To enable computers to process human language, we need databases (corpora) of language samples annotated to show their structural features, as a source of information and statistics to guide the development of language-processing algorithms. This in turn requires some set of categories to be explicitly defined, so that researchers exchanging language data can be confident that they are using the annotations in the same way. Computational linguistics thus needs something like the Linnaean taxonomy created for botany in the 18th century. Geoffrey Sampson's 1995 book, English for the Computer provides such a taxonomy for English, the SUSANNE scheme (the name SUSANNE stands for 'surface and underlying structural analysis of natural English').

A by-product of the work of creating this scheme was the production of a corpus of English annotated in accordance with the scheme.

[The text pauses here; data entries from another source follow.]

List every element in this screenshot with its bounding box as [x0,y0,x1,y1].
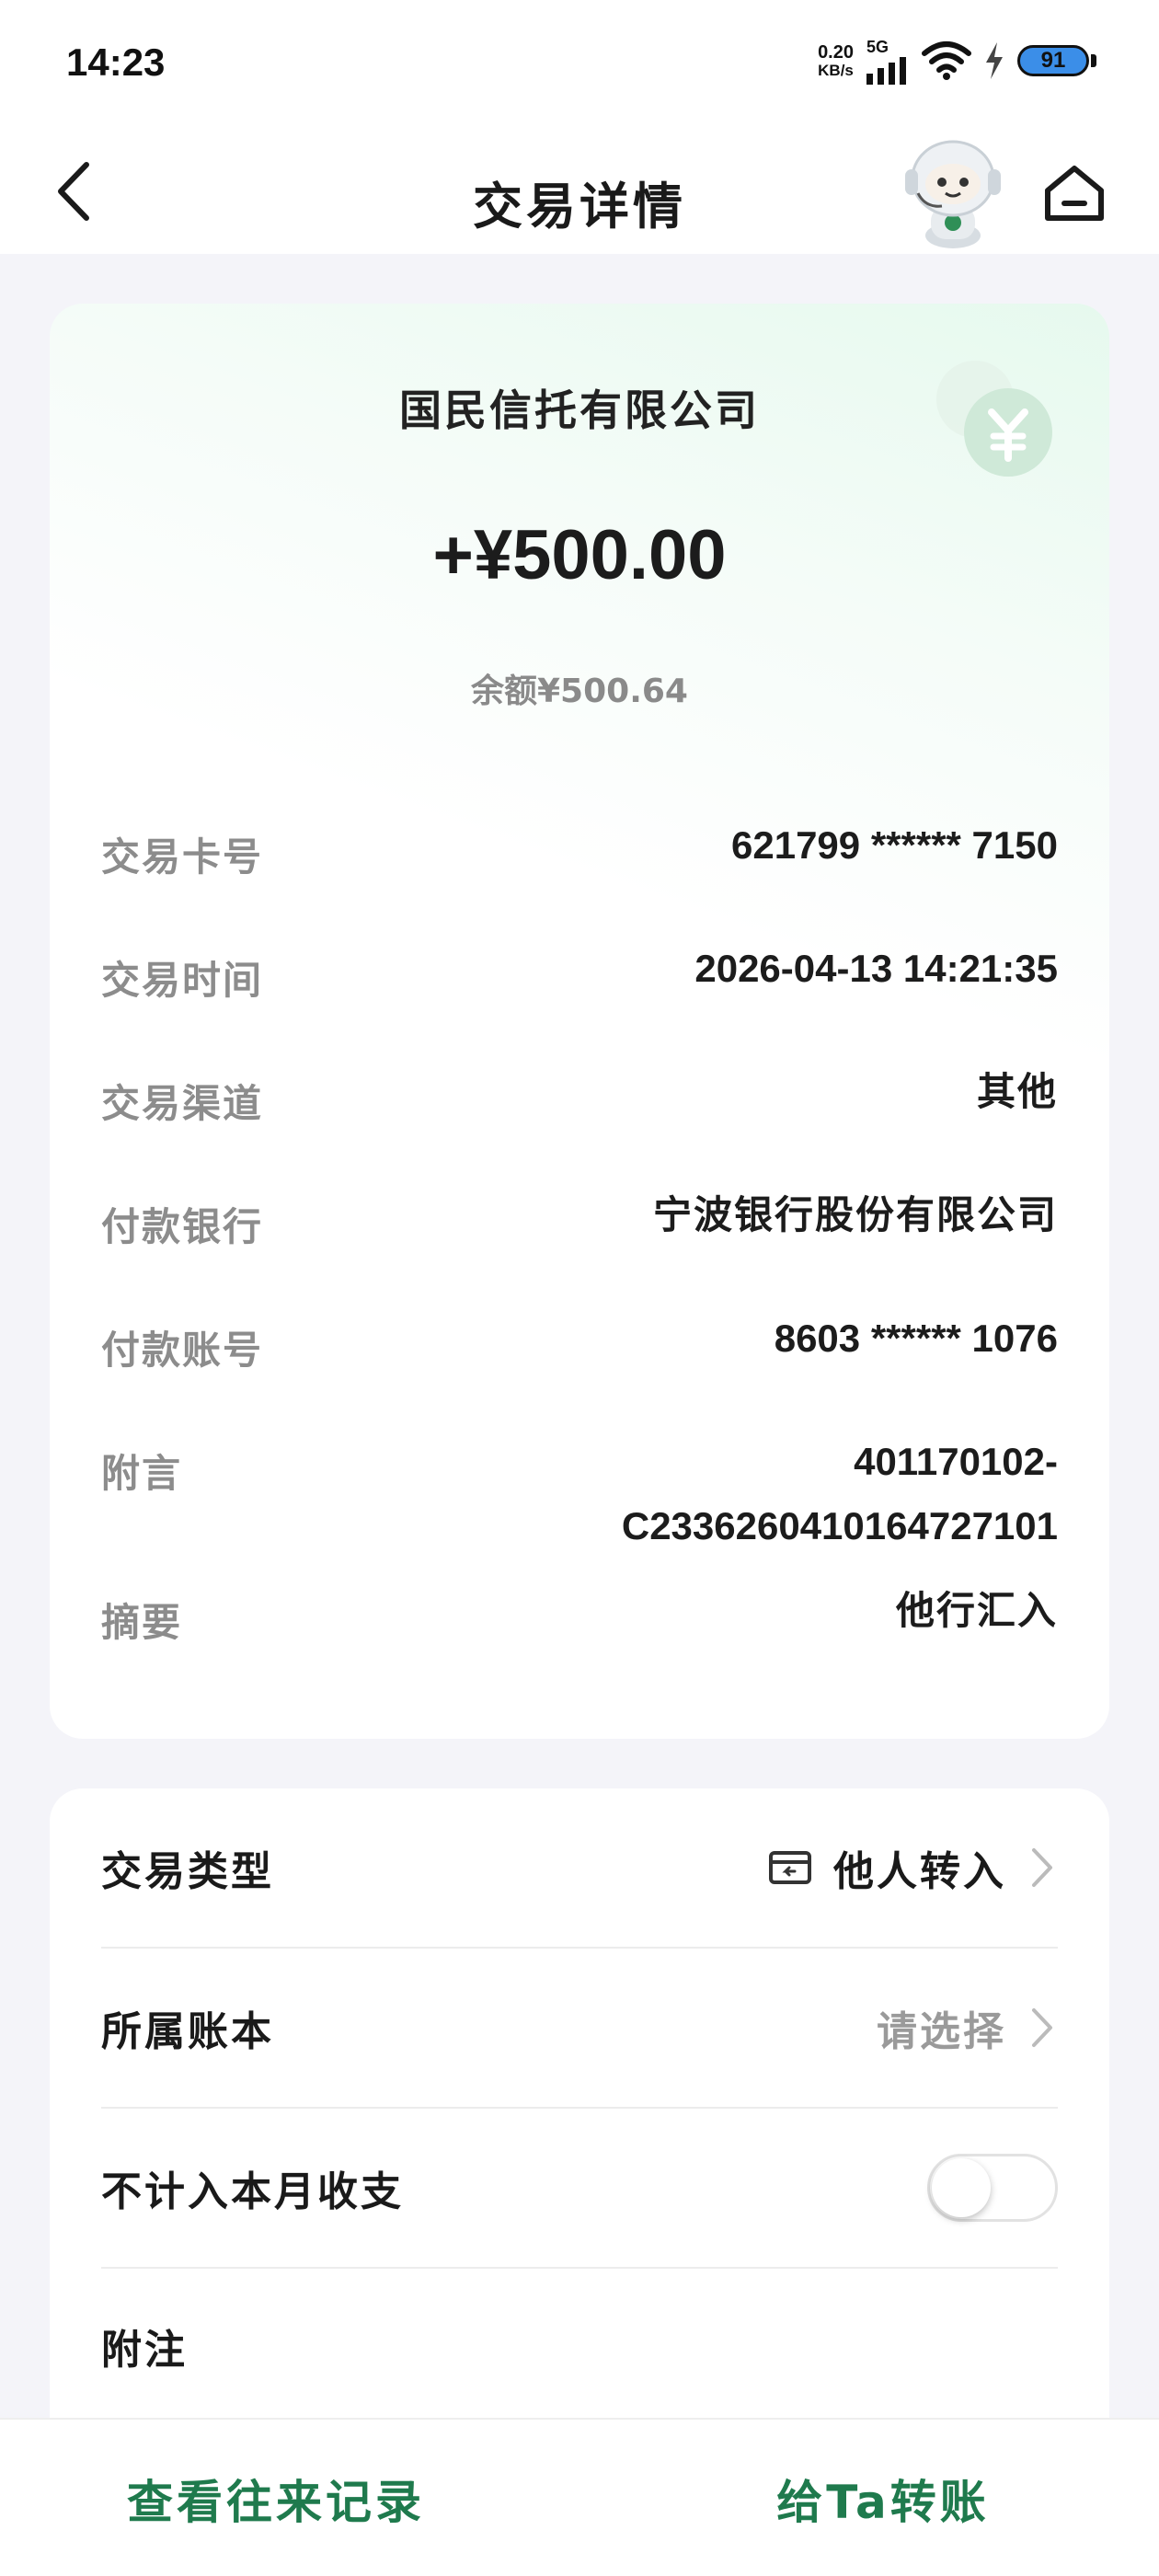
detail-value: 621799 ****** 7150 [731,823,1058,867]
wifi-icon [922,41,971,80]
view-history-button[interactable]: 查看往来记录 [74,2420,478,2576]
toggle-knob [932,2158,991,2217]
account-book-row[interactable]: 所属账本 请选择 [101,1949,1058,2109]
detail-value: 其他 [976,1069,1058,1114]
network-type: 5G [866,37,889,56]
battery-cap [1091,54,1096,67]
assistant-mascot-button[interactable] [898,132,1008,250]
postscript-value: 401170102- C23362604101647271​01 [621,1440,1058,1564]
nav-bar: 交易详情 [0,129,1159,254]
transaction-type-row[interactable]: 交易类型 他人转入 [101,1788,1058,1949]
status-bar: 14:23 0.20 KB/s 5G 91 [0,0,1159,129]
transaction-summary-card: 国民信托有限公司 +¥500.00 余额¥500.64 交易卡号 621799 … [50,304,1109,1739]
detail-label: 交易渠道 [101,1081,264,1126]
detail-value: 2026-04-13 14:21:35 [694,947,1058,990]
chevron-right-icon [1027,2005,1058,2051]
exclude-monthly-label: 不计入本月收支 [101,2168,404,2215]
network-speed-value: 0.20 [818,41,854,63]
detail-value: 8603 ****** 1076 [774,1317,1058,1360]
battery-level: 91 [1017,45,1089,76]
bottom-action-bar: 查看往来记录 给Ta转账 [0,2418,1159,2576]
mascot-icon [905,140,1001,248]
account-balance: 余额¥500.64 [471,673,688,710]
detail-row-payer-bank: 付款银行 宁波银行股份有限公司 [101,1192,1058,1253]
status-indicators: 0.20 KB/s 5G 91 [818,37,1096,85]
detail-row-summary: 摘要 他行汇入 [101,1588,1058,1649]
exclude-monthly-row: 不计入本月收支 [101,2109,1058,2269]
chevron-right-icon [1027,1845,1058,1891]
detail-row-channel: 交易渠道 其他 [101,1069,1058,1130]
note-row[interactable]: 附注 [101,2269,1058,2429]
transaction-type-value: 他人转入 [833,1848,1006,1895]
note-label: 附注 [101,2327,188,2374]
battery-icon: 91 [1017,45,1096,76]
network-speed-unit: KB/s [818,61,854,79]
detail-label: 付款账号 [101,1328,264,1373]
cellular-group: 5G [866,38,909,85]
transfer-to-payee-button[interactable]: 给Ta转账 [681,2420,1085,2576]
detail-value: 宁波银行股份有限公司 [652,1192,1058,1237]
detail-label: 附言 [101,1451,183,1496]
transaction-type-value-group: 他人转入 [767,1838,1058,1897]
exclude-monthly-toggle[interactable] [927,2154,1058,2222]
detail-row-payer-account: 付款账号 8603 ****** 1076 [101,1317,1058,1376]
account-book-value-group: 请选择 [877,1998,1058,2057]
postscript-line-2: C23362604101647271​01 [621,1504,1058,1547]
detail-label: 付款银行 [101,1204,264,1249]
network-speed: 0.20 KB/s [818,41,854,79]
transfer-in-icon [769,1851,811,1884]
transaction-amount: +¥500.00 [432,516,727,594]
account-book-label: 所属账本 [101,2008,274,2055]
transaction-detail-page: 14:23 0.20 KB/s 5G 91 交易详情 国民信托有限公司 +¥50… [0,0,1159,2576]
signal-icon [866,56,906,85]
home-icon [1045,166,1104,221]
detail-label: 摘要 [101,1600,183,1645]
detail-label: 交易卡号 [101,834,264,880]
detail-row-postscript: 附言 401170102- C23362604101647271​01 [101,1440,1058,1564]
home-button[interactable] [1038,156,1111,230]
detail-label: 交易时间 [101,958,264,1003]
payee-name: 国民信托有限公司 [399,385,760,435]
account-book-value: 请选择 [877,2008,1006,2055]
status-time: 14:23 [66,40,166,84]
charging-icon [986,42,1003,79]
detail-row-card-number: 交易卡号 621799 ****** 7150 [101,823,1058,883]
detail-row-time: 交易时间 2026-04-13 14:21:35 [101,947,1058,1006]
detail-value: 他行汇入 [895,1588,1058,1633]
transaction-type-label: 交易类型 [101,1848,274,1895]
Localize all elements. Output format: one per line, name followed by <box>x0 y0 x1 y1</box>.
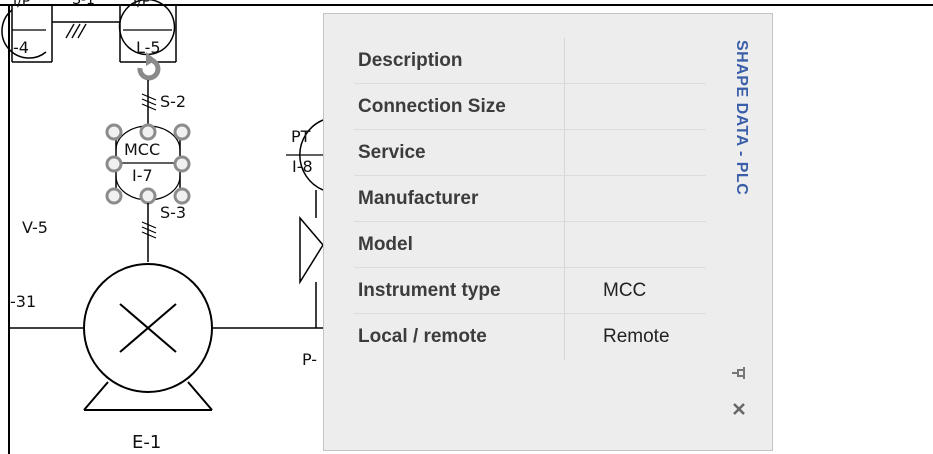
shape-data-row[interactable]: Local / remote Remote <box>354 316 706 360</box>
row-name: Local / remote <box>358 326 487 347</box>
close-icon[interactable] <box>728 398 750 420</box>
shape-data-row[interactable]: Connection Size <box>354 86 706 130</box>
label-mcc: MCC <box>124 140 161 159</box>
row-name: Instrument type <box>358 280 501 301</box>
label-pt: PT <box>291 127 311 146</box>
label-s2: S-2 <box>160 92 187 111</box>
label-ip-right: I/P <box>133 0 151 10</box>
label-s3: S-3 <box>160 203 187 222</box>
pin-icon[interactable] <box>728 362 750 384</box>
shape-data-row[interactable]: Service <box>354 132 706 176</box>
label-p: P- <box>302 350 318 369</box>
shape-data-row[interactable]: Instrument type MCC <box>354 270 706 314</box>
label-i8: I-8 <box>292 157 313 176</box>
label-v5: V-5 <box>22 218 48 237</box>
row-name: Service <box>358 142 426 163</box>
shape-data-row[interactable]: Manufacturer <box>354 178 706 222</box>
label-ip-left: I/P <box>13 0 31 10</box>
pt-instrument[interactable] <box>286 119 324 328</box>
shape-data-row[interactable]: Description <box>354 40 706 84</box>
row-name: Manufacturer <box>358 188 479 209</box>
label-tag-4: -4 <box>13 38 29 57</box>
shape-data-row[interactable]: Model <box>354 224 706 268</box>
label-i7: I-7 <box>132 166 153 185</box>
row-name: Connection Size <box>358 96 506 117</box>
label-tag-31: -31 <box>10 292 37 311</box>
shape-data-panel[interactable]: Description Connection Size Service Manu… <box>323 13 773 451</box>
panel-title: SHAPE DATA - PLC <box>733 40 750 196</box>
pump-e1[interactable] <box>83 263 213 411</box>
signal-line-s1[interactable] <box>52 21 120 39</box>
row-name: Description <box>358 50 463 71</box>
row-name: Model <box>358 234 413 255</box>
row-value[interactable]: MCC <box>603 280 646 302</box>
label-tag-ls: L-5 <box>136 38 161 57</box>
label-e1: E-1 <box>132 432 162 453</box>
selection-handles[interactable] <box>105 123 191 205</box>
label-s1: S-1 <box>72 0 95 8</box>
signal-line-s3[interactable] <box>141 203 157 262</box>
row-value[interactable]: Remote <box>603 326 670 348</box>
signal-line-s2[interactable] <box>141 80 157 128</box>
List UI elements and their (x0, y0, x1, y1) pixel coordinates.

The SUSANNE Corpus contains annotations of a 130,000-word cross-section of written American English; it is freely available without formalities for use by researchers anywhere (and has been heavily used since the first release was published in 1992).

For practical reasons of availability at the time, the SUSANNE Corpus was based on written American English of some decades past. In more recent work, Sampson's team (Alan Morris and Anna Babarczy) have been applying the annotation standards to create resources for studying structure in present-day British speech and writing.

The first stage of the CHRISTINE Corpus, comprising a socially-representative annotated sample of current spontaneous speech, was circulated in August 1999. It includes various extensions of the annotation scheme to identify the many structural features particular to speech. Following on from this, the LUCY Corpus will be a comparable resource for modern written English in the UK. LUCY samples the output both of mature writers and of young people whose writing skills are imperfect. Among other things, it will offer insights for writing-skills training about the nature of the route from fluency as a native speaker of English to mastery of the written medium.